The Midrash (Bereishit Rabba 80:70 cites a startling comment in the name of Reish Lakish, comparing Shekhem’s feelings for Dina to God’s special love for Am Yisrael. Reish Lakish noted that the Torah describes Shekhem’s desire to marry Dina with three different verbs: d.b.k. (“va-tidbak nafsho” – 34:3), ch.sh.k. (“chasheka nafsho” – 34:8), and ch.f.tz. (“chafeitz be-vat Yaakov” – 34:19). All these verbs, Reish Lakish observed, are also used in reference to the special bond between God and Am Yisrael: “ve-atem ha-deveikim b-Hashem Elokeikhem” (Devarim 4:4), “chashak Hashem bakhem” (Devarim 7:7), “tiheyu atem eretz cheifetz” (Malakhi 3:12). The three verbs used to describe God’s love for His people, Reish Lakish taught, are learned “from the section of this wicked person” – meaning, from the story of Shekhem.

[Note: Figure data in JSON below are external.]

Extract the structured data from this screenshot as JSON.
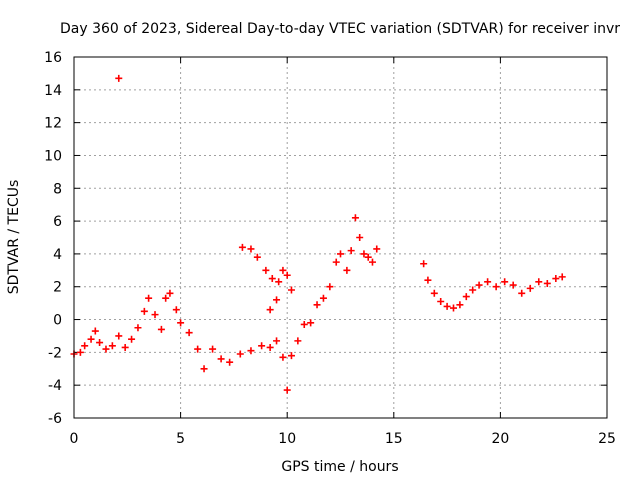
{
  "chart_data": {
    "type": "scatter",
    "title": "Day 360 of 2023, Sidereal Day-to-day VTEC variation (SDTVAR) for receiver invr",
    "xlabel": "GPS time / hours",
    "ylabel": "SDTVAR / TECUs",
    "xlim": [
      0,
      25
    ],
    "ylim": [
      -6,
      16
    ],
    "xticks": [
      "0",
      "5",
      "10",
      "15",
      "20",
      "25"
    ],
    "yticks": [
      "-6",
      "-4",
      "-2",
      "0",
      "2",
      "4",
      "6",
      "8",
      "10",
      "12",
      "14",
      "16"
    ],
    "grid": true,
    "marker": "+",
    "color": "#ff0000",
    "series": [
      {
        "name": "SDTVAR",
        "points": [
          [
            0.0,
            -2.1
          ],
          [
            0.3,
            -2.0
          ],
          [
            0.5,
            -1.6
          ],
          [
            0.8,
            -1.2
          ],
          [
            1.0,
            -0.7
          ],
          [
            1.2,
            -1.4
          ],
          [
            1.5,
            -1.8
          ],
          [
            1.8,
            -1.6
          ],
          [
            2.1,
            -1.0
          ],
          [
            2.4,
            -1.7
          ],
          [
            2.7,
            -1.2
          ],
          [
            3.0,
            -0.5
          ],
          [
            3.3,
            0.5
          ],
          [
            3.5,
            1.3
          ],
          [
            3.8,
            0.3
          ],
          [
            4.1,
            -0.6
          ],
          [
            4.3,
            1.3
          ],
          [
            4.5,
            1.6
          ],
          [
            4.8,
            0.6
          ],
          [
            5.0,
            -0.2
          ],
          [
            5.4,
            -0.8
          ],
          [
            5.8,
            -1.8
          ],
          [
            6.1,
            -3.0
          ],
          [
            6.5,
            -1.8
          ],
          [
            6.9,
            -2.4
          ],
          [
            7.3,
            -2.6
          ],
          [
            7.8,
            -2.1
          ],
          [
            8.3,
            -1.9
          ],
          [
            8.8,
            -1.6
          ],
          [
            9.2,
            -1.7
          ],
          [
            9.5,
            -1.3
          ],
          [
            9.8,
            -2.3
          ],
          [
            10.0,
            -4.3
          ],
          [
            10.2,
            -2.2
          ],
          [
            10.5,
            -1.3
          ],
          [
            10.8,
            -0.3
          ],
          [
            11.1,
            -0.2
          ],
          [
            11.4,
            0.9
          ],
          [
            11.7,
            1.3
          ],
          [
            12.0,
            2.0
          ],
          [
            12.3,
            3.5
          ],
          [
            12.5,
            4.0
          ],
          [
            12.8,
            3.0
          ],
          [
            13.0,
            4.2
          ],
          [
            13.2,
            6.2
          ],
          [
            13.4,
            5.0
          ],
          [
            13.6,
            4.0
          ],
          [
            13.8,
            3.8
          ],
          [
            14.0,
            3.5
          ],
          [
            14.2,
            4.3
          ],
          [
            7.9,
            4.4
          ],
          [
            8.3,
            4.3
          ],
          [
            8.6,
            3.8
          ],
          [
            9.0,
            3.0
          ],
          [
            9.3,
            2.5
          ],
          [
            9.6,
            2.3
          ],
          [
            9.8,
            3.0
          ],
          [
            10.0,
            2.7
          ],
          [
            10.2,
            1.8
          ],
          [
            9.5,
            1.2
          ],
          [
            9.2,
            0.6
          ],
          [
            16.4,
            3.4
          ],
          [
            16.6,
            2.4
          ],
          [
            16.9,
            1.6
          ],
          [
            17.2,
            1.1
          ],
          [
            17.5,
            0.8
          ],
          [
            17.8,
            0.7
          ],
          [
            18.1,
            0.9
          ],
          [
            18.4,
            1.4
          ],
          [
            18.7,
            1.8
          ],
          [
            19.0,
            2.1
          ],
          [
            19.4,
            2.3
          ],
          [
            19.8,
            2.0
          ],
          [
            20.2,
            2.3
          ],
          [
            20.6,
            2.1
          ],
          [
            21.0,
            1.6
          ],
          [
            21.4,
            1.9
          ],
          [
            21.8,
            2.3
          ],
          [
            22.2,
            2.2
          ],
          [
            22.6,
            2.5
          ],
          [
            22.9,
            2.6
          ],
          [
            2.1,
            14.7
          ]
        ]
      }
    ]
  }
}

What connection could there possibly be between the unique bond between God and the Jewish People, and Shekhem’s lust for an innocent girl, whom he violently abducted and defiled?
Rav Zev Wolf Einhorn of Grodno (the “Maharzu”), in his commentary to Midrash Rabba, offers a surprising explanation, asserting that according to Reish Lakish, Shekhem’s feelings for Dina evolved from sheer lust to genuine respect and admiration. Rav Einhorn writes: “At first, it says only, ‘He saw her…and took her’ (34:2)… But then afterward, when he understood who she was and whose daughter she was, the desire ignited within him to attach himself to her not only out of physical desire…but because he sensed in Yaakov the notion of ‘attachment’ [to God].” According to Rav Einhorn – difficult as it might be to imagine – although Shekhem was initially attracted to Dina solely by sexual desire, thereafter he was drawn to her because of her piety and that of her saintly father. Shekhem had committed a grievous, violent, criminal act, but a spiritual spark of sorts was ignited within him as a result of his exposure to Dina’s righteous character.

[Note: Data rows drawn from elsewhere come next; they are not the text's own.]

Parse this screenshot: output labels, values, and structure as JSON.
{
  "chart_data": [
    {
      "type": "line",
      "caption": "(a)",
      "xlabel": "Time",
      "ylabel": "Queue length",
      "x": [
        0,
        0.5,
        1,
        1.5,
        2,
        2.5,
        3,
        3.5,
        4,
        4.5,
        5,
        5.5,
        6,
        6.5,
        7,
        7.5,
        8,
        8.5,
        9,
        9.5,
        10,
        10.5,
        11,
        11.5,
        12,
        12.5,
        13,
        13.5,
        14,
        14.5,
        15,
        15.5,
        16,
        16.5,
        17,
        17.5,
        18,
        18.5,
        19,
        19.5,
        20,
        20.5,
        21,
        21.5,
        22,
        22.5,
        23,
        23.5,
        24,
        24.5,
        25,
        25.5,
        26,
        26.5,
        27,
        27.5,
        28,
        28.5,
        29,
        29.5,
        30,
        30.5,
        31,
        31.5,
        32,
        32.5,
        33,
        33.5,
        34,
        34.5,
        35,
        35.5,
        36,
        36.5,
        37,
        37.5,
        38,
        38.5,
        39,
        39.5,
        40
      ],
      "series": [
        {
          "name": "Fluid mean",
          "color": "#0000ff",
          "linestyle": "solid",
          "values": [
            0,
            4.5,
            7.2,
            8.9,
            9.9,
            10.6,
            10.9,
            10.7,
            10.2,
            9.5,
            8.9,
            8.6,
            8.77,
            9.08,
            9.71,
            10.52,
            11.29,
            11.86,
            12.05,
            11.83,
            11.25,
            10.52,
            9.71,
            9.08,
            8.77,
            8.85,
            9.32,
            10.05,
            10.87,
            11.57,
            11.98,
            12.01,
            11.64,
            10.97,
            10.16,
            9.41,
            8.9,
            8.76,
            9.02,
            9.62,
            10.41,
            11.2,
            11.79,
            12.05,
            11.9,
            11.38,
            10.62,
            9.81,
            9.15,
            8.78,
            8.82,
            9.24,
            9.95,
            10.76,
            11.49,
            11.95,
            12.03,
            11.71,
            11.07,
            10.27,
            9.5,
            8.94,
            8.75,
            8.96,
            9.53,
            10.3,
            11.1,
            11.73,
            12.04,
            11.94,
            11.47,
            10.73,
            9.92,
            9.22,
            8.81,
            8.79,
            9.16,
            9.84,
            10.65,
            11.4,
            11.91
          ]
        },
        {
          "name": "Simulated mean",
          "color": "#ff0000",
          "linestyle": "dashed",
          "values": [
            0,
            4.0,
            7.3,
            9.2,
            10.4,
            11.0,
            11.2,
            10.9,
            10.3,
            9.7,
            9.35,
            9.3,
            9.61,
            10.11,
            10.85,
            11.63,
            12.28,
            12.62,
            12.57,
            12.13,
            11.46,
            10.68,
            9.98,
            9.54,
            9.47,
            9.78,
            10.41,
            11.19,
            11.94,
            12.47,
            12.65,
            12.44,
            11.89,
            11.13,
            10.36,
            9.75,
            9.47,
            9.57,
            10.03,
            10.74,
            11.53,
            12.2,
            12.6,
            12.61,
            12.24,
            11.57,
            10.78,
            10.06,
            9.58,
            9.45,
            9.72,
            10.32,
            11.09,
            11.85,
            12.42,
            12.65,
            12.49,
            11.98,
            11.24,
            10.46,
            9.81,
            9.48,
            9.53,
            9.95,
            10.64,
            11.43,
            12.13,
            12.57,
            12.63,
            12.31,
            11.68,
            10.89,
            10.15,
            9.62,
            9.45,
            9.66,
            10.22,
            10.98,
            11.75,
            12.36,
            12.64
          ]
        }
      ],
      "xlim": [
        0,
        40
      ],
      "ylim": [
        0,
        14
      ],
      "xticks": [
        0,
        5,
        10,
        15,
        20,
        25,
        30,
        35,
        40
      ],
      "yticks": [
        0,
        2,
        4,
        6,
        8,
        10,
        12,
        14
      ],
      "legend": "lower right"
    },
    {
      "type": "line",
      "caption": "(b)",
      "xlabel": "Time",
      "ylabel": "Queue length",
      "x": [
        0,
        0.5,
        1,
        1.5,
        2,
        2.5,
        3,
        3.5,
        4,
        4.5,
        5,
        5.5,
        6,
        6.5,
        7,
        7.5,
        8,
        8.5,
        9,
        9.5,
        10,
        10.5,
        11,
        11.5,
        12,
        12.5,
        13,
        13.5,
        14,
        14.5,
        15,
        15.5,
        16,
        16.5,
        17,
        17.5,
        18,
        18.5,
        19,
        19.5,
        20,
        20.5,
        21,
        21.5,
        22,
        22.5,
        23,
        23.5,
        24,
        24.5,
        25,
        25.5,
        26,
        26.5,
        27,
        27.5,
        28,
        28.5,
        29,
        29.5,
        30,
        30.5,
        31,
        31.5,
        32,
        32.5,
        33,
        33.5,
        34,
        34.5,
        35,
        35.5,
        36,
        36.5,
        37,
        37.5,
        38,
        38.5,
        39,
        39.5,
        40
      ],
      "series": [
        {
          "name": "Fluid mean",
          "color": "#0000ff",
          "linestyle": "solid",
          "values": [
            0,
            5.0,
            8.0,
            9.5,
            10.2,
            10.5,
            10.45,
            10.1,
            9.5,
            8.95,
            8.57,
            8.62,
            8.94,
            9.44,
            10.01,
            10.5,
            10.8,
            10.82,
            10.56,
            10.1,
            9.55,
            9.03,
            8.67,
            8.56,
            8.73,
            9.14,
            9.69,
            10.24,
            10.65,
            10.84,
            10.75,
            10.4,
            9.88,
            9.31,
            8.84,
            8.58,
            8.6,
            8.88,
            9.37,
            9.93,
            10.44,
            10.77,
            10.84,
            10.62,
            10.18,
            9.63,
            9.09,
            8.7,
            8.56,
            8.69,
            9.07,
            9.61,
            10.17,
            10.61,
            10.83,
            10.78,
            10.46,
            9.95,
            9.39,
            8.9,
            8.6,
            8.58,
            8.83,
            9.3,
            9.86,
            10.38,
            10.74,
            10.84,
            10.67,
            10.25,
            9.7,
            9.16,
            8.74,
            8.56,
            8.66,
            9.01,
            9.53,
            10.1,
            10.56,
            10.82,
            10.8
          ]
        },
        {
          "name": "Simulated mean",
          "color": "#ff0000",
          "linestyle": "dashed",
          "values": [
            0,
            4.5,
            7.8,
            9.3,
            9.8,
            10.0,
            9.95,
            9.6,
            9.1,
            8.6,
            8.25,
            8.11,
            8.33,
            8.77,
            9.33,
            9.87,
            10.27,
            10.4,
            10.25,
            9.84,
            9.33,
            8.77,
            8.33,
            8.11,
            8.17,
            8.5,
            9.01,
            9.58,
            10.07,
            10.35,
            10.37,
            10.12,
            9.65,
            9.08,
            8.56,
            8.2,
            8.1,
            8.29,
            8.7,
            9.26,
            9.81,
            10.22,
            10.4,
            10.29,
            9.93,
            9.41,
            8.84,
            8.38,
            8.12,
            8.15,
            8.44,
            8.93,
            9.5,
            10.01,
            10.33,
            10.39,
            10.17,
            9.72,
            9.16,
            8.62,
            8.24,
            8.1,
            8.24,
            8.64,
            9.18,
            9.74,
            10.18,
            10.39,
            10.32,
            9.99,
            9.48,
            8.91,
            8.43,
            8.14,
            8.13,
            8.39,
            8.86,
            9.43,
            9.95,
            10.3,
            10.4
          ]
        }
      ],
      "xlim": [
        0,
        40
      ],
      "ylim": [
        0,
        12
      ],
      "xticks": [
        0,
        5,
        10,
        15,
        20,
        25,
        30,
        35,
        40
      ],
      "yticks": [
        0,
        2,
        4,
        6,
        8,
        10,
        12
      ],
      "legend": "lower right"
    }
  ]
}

Rav Henoch Leibowitz (Chiddushei Ha-leiv) points to this passage in the Maharzu’s commentary as a striking example of our tradition’s belief in the capacity of all people to improve their characters. We recognize the innate goodness within every human being, and trust that even the lowliest evildoers have a spark of nobility within them that can be kindled and which can lead them to change and improve.

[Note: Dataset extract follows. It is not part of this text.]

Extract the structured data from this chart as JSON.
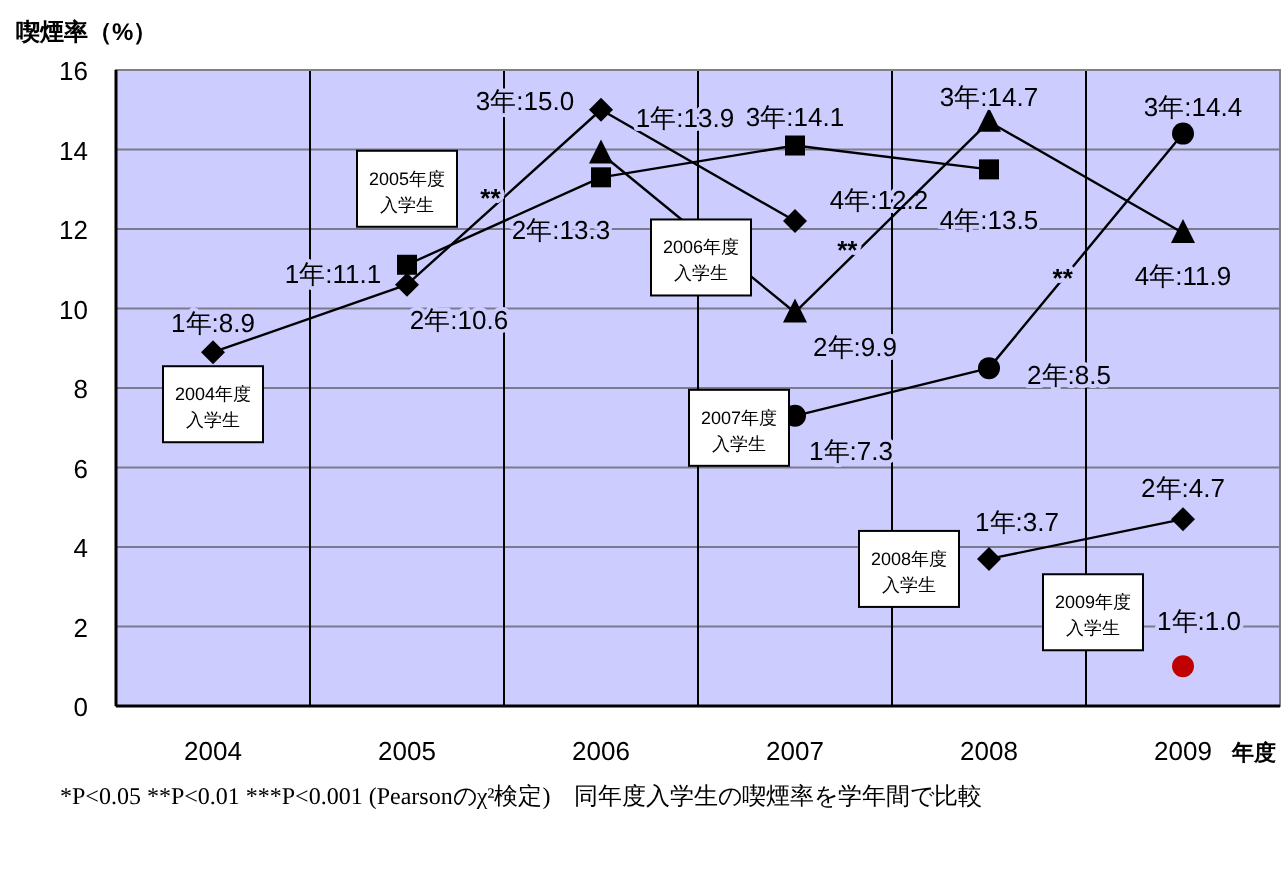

As many have noted, this might also be the meaning of the Midrash’s famous comment earlier (cited by Rashi to 32:23) that Yaakov was punished for hiding Dina from Eisav out of fear that Eisav would want to marry her. The Midrash writes that Yaakov should have allowed this to happen, as it was possible that Dina’s character could have inspired positive change in Eisav’s conduct. One approach to explain this remark is that the Midrash seeks to note that everybody, including somebody as evil as Eisav, is capable of positive change. We should never assume that people who have acted wrongly in the past will continue doing so in the future, and we must instead recognize every person’s capacity for change and encourage all those around us to unlock their hidden potential.